The human rights body pointed out that although the Report quoted the Prison Director’s figures of 10 officers per shift and 800 inmates, it did not make a connection between a ratio of 1 to 80 inmates and the consequent stressful and dangerous work environment.
The release said that the report failed to recognise that this ratio increases the scope for ‘no go areas’, gangs running rackets and reduced intelligence about what is being planned. Rather, the report sees nothing but fraternising with prisoners, weakness and irresponsibility, the GHRA commented.
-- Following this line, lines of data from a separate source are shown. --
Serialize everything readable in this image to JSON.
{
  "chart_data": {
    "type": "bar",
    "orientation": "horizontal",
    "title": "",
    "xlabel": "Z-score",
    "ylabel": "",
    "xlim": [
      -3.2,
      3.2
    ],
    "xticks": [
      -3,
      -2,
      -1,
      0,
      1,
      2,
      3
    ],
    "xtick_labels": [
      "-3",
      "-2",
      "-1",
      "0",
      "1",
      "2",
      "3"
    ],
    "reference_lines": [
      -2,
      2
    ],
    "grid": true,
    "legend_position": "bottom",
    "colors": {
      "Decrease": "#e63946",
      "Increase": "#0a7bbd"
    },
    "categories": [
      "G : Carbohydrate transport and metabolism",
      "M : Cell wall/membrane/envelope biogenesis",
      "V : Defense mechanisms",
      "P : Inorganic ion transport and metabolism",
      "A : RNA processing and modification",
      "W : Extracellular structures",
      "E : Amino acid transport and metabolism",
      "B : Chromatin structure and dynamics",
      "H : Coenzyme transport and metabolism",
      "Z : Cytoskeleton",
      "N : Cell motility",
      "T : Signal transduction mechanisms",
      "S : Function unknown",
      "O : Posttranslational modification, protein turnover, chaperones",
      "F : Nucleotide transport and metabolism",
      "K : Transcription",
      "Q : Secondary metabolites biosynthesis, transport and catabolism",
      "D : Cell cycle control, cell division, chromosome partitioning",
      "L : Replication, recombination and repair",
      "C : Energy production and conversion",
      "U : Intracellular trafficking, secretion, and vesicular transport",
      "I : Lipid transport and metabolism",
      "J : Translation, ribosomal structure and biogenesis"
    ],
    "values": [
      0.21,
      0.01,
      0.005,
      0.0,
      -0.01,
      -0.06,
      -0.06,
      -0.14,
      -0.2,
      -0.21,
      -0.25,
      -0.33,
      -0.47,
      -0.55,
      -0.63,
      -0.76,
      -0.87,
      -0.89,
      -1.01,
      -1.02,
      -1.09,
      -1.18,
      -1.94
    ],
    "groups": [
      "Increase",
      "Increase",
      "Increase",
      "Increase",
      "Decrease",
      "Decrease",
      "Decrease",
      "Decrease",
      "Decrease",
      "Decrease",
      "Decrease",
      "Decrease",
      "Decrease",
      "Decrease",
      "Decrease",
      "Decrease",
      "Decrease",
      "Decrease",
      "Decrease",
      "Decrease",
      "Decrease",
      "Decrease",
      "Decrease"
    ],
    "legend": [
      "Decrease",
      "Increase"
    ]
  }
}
Running an overcrowded prison with a high ratio of hardened criminals requires a very steady hand, the release noted, since too much pressure could cause a ‘blow up’. Referring to the violent riots and deaths in Venezuelan and Brazilian prisons, the release said that that demonstrates regularly how easy it is to get it wrong.
Were it not for the fact that the great majority of the inmates at the Camp Street prison are well-behaved, such break-outs could be a weekly affair, regardless of how much wire is heaped on the walls, the GHRA posited.
The human rights body suggested that the enquiry should have devoted time to examining whether the security failures reflect a new situation in the prison or were an unfortunate lapse in an approach that can basically work.
And the government was also advised that rather than implement what the GHRA described as the "vindictive and calculated" recommendations relating to the Guyana Prison Service (GPS), it would be better to "analyse the escape within the framework of ongoing plans to improve the security and efficiency of Camp Street prison."
Declaring that the report reads like a "political initiative to slander the senior echelon of the GPS for some ulterior motive," the GHRA said that the prison service has no control over the numbers sent to the prison, and that fact puts the judiciary, rather than the GPS, in the spotlight.
According to the release, the chairman of the enquiry, Cecil Kennard, was Chancellor of the Judiciary during the period when prison overcrowding reached its zenith. The release said further that Kennard therefore had a vested interest in ensuring the "net was cast no wider than the GPS in search of culprits" and for that reason he should have excused himself from the committee on the grounds of conflict of interest.
"The complete absence of any reference to ‘remand’ as opposed to convicted prisoners ... is the most telling evidence that the Report is intended to deflect attention away from the Judiciary - since the term ‘remand’ immediately reminds the reader of the judicial dimension of the problem," GHRA said.
The release charged that as Chancellor, Kennard visited the central prison once, then ignored the overcrowding problem. This indictment, the release continued, is supported by a statement on page 26 of the Report that "It is beyond our comprehension that the population of high profile prisoners is as much as two hundred and fifty. We cannot imagine that about one-third of the prison population comprise of high profile prisoners."
"Where exactly did the former Chancellor think his judges were sending all these high profile prisoners?" the GHRA asked.
The GHRA also argued that the distance of the Report from the reality of the Camp Street prison was further reflected in the recommendations that ‘high profile’ prisoners be denied opportunities to play games, that prison officers, even off-duty staff, should not have taken part in the Mashramani celebrations.
The Report is "as disdainful of members of the Prison Service as it is of prisoners," the release contended.